Der Kaiser war sehr neugierig. Er lag auf der Lagerstatt inmitten des Saales, das Kinn auf die Hand gestützt, auf dem Ellbogen ruhend, die schlanken Knabenschenkel fest zusammenschließend. Spielerisch bewegte er seine Füße nach dem Rhythmus, indem er mit den Zehen auf dem Polster herumtrappelte.

»Maximus?« fragte er, »der Riese, der Thraker, ist er wirklich so groß, wie man sagt? Trägt er ein Weiberarmband am Daumen? Ja, ich will ihn sehen. Ist er wirklich so stark? Er soll dreißig Gladiatoren besiegt haben, einen nach dem andern. Man führe mir den Achilles vor!«

Die Offiziere geleiteten den Tribunen Maximus herein. Ein bewundernder Enthusiasmus durchfuhr die Menge, denn der Tribun war ein Riese und das Volk liebte die verschiedenartigen Typen männlicher Schönheit. Es betete, verliebt, den Lustknaben Antoninus an; es jubelte Maximus zu, um dessen berühmter Kraft und unbesiegbarer Streitbarkeit willen.

»Beim Herkules!« rief Antoninus aus, als er Maximus erscheinen sah, umgeben von den Tribunen und Präfekten. »Aristomachos! Antiochianus! Wie Kinder seht ihr aus neben meinem Tribunen! Was für ein Kerl!
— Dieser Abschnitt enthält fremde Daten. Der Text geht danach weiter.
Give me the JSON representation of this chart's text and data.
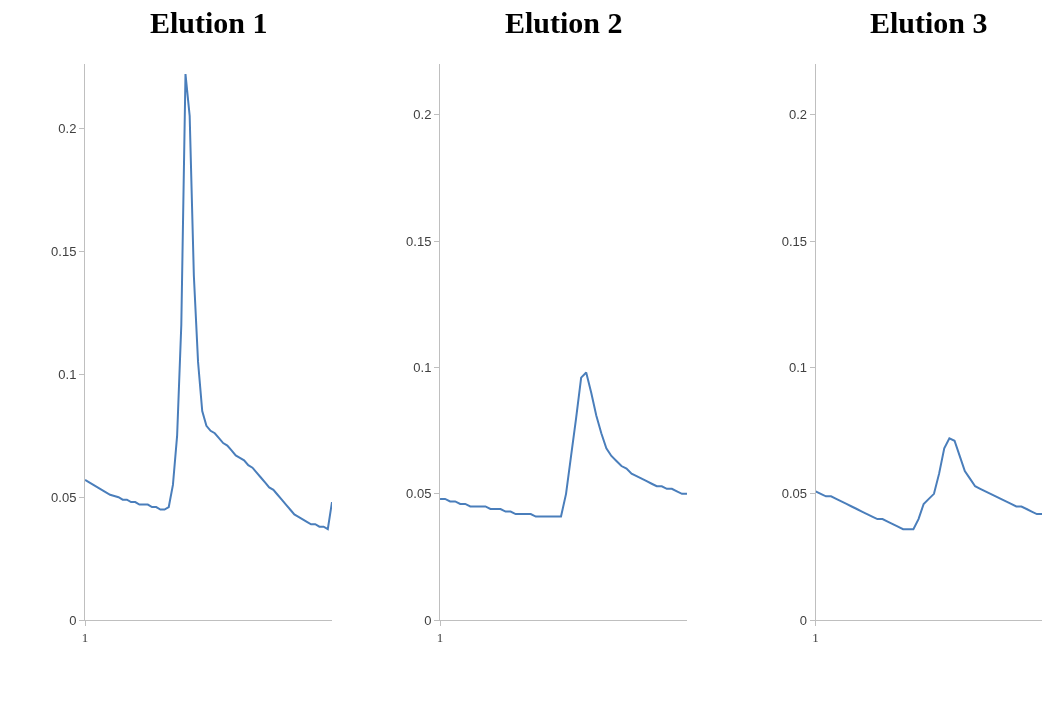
{
  "chart_data": [
    {
      "type": "line",
      "title": "Elution 1",
      "color": "#4a7ebb",
      "ylim": [
        0,
        0.226
      ],
      "yticks": [
        0,
        0.05,
        0.1,
        0.15,
        0.2
      ],
      "grid": false,
      "legend": false,
      "categories": [
        "1",
        null,
        null,
        null,
        null,
        null,
        null,
        null,
        null,
        null,
        null,
        null,
        null,
        null,
        null,
        null,
        null,
        null,
        null,
        null,
        null,
        null,
        null,
        null,
        null,
        null,
        null,
        null,
        null,
        null,
        null,
        null,
        null,
        null,
        null,
        null,
        null,
        null,
        null,
        null,
        null,
        null,
        null,
        null,
        null,
        null,
        null,
        null,
        null,
        null,
        null,
        null,
        null,
        null,
        null,
        null,
        null,
        null,
        null,
        null
      ],
      "values": [
        0.057,
        0.056,
        0.055,
        0.054,
        0.053,
        0.052,
        0.051,
        0.0505,
        0.05,
        0.049,
        0.049,
        0.048,
        0.048,
        0.047,
        0.047,
        0.047,
        0.046,
        0.046,
        0.045,
        0.045,
        0.046,
        0.055,
        0.075,
        0.12,
        0.222,
        0.205,
        0.14,
        0.105,
        0.085,
        0.079,
        0.077,
        0.076,
        0.074,
        0.072,
        0.071,
        0.069,
        0.067,
        0.066,
        0.065,
        0.063,
        0.062,
        0.06,
        0.058,
        0.056,
        0.054,
        0.053,
        0.051,
        0.049,
        0.047,
        0.045,
        0.043,
        0.042,
        0.041,
        0.04,
        0.039,
        0.039,
        0.038,
        0.038,
        0.037,
        0.048
      ]
    },
    {
      "type": "line",
      "title": "Elution 2",
      "color": "#4a7ebb",
      "ylim": [
        0,
        0.22
      ],
      "yticks": [
        0,
        0.05,
        0.1,
        0.15,
        0.2
      ],
      "grid": false,
      "legend": false,
      "categories": [
        "1",
        null,
        null,
        null,
        null,
        null,
        null,
        null,
        null,
        null,
        null,
        null,
        null,
        null,
        null,
        null,
        null,
        null,
        null,
        null,
        null,
        null,
        null,
        null,
        null,
        null,
        null,
        null,
        null,
        null,
        null,
        null,
        null,
        null,
        null,
        null,
        null,
        null,
        null,
        null,
        null,
        null,
        null,
        null,
        null,
        null,
        null,
        null,
        null,
        null
      ],
      "values": [
        0.048,
        0.048,
        0.047,
        0.047,
        0.046,
        0.046,
        0.045,
        0.045,
        0.045,
        0.045,
        0.044,
        0.044,
        0.044,
        0.043,
        0.043,
        0.042,
        0.042,
        0.042,
        0.042,
        0.041,
        0.041,
        0.041,
        0.041,
        0.041,
        0.041,
        0.05,
        0.065,
        0.08,
        0.096,
        0.098,
        0.09,
        0.081,
        0.074,
        0.068,
        0.065,
        0.063,
        0.061,
        0.06,
        0.058,
        0.057,
        0.056,
        0.055,
        0.054,
        0.053,
        0.053,
        0.052,
        0.052,
        0.051,
        0.05,
        0.05
      ]
    },
    {
      "type": "line",
      "title": "Elution 3",
      "color": "#4a7ebb",
      "ylim": [
        0,
        0.22
      ],
      "yticks": [
        0,
        0.05,
        0.1,
        0.15,
        0.2
      ],
      "grid": false,
      "legend": false,
      "categories": [
        "1",
        null,
        null,
        null,
        null,
        null,
        null,
        null,
        null,
        null,
        null,
        null,
        null,
        null,
        null,
        null,
        null,
        null,
        null,
        null,
        null,
        null,
        null,
        null,
        null,
        null,
        null,
        null,
        null,
        null,
        null,
        null,
        null,
        null,
        null,
        null,
        null,
        null,
        null,
        null,
        null,
        null,
        null,
        null,
        null
      ],
      "values": [
        0.051,
        0.05,
        0.049,
        0.049,
        0.048,
        0.047,
        0.046,
        0.045,
        0.044,
        0.043,
        0.042,
        0.041,
        0.04,
        0.04,
        0.039,
        0.038,
        0.037,
        0.036,
        0.036,
        0.036,
        0.04,
        0.046,
        0.048,
        0.05,
        0.058,
        0.068,
        0.072,
        0.071,
        0.065,
        0.059,
        0.056,
        0.053,
        0.052,
        0.051,
        0.05,
        0.049,
        0.048,
        0.047,
        0.046,
        0.045,
        0.045,
        0.044,
        0.043,
        0.042,
        0.042
      ]
    }
  ]
}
Ich liebe große Männer!«

 

Maximus war näher getreten; er stand, hoch aufgerichtet, in soldatischer Haltung. Er schwieg. In plumpem Riesenbau türmte sich sein Körper, die muskelstrotzenden Glieder breit, die Züge grob, sehr groß seine beiden tiefliegenden meerblauen Augen, deren Pupillen grausam blitzten; über seinem Schuppenpanzer hing in schweren Falten die Chlamys, mit einer Spange auf der Schulter gehalten. Sein Haar, kurz und kastanienbraun, lockte sich schwer und üppig auf seinem Riesenkopf und auch sein Schnurrbart und Spitzbart waren kraus. Alle anderen erschienen klein neben ihm.

»Beim Herkules!« wiederholte Antoninus. »Nein, sie haben mir von dir nicht zu viel erzählt, Maximus! Du bist ein Kerl! Sieh mich, sieh mich neben dir! Sieh!«

Blank und zierlich stellte sich Antoninus neben Maximus. Er reichte ihm bis an die Ellbogen. Das Volk jubelte.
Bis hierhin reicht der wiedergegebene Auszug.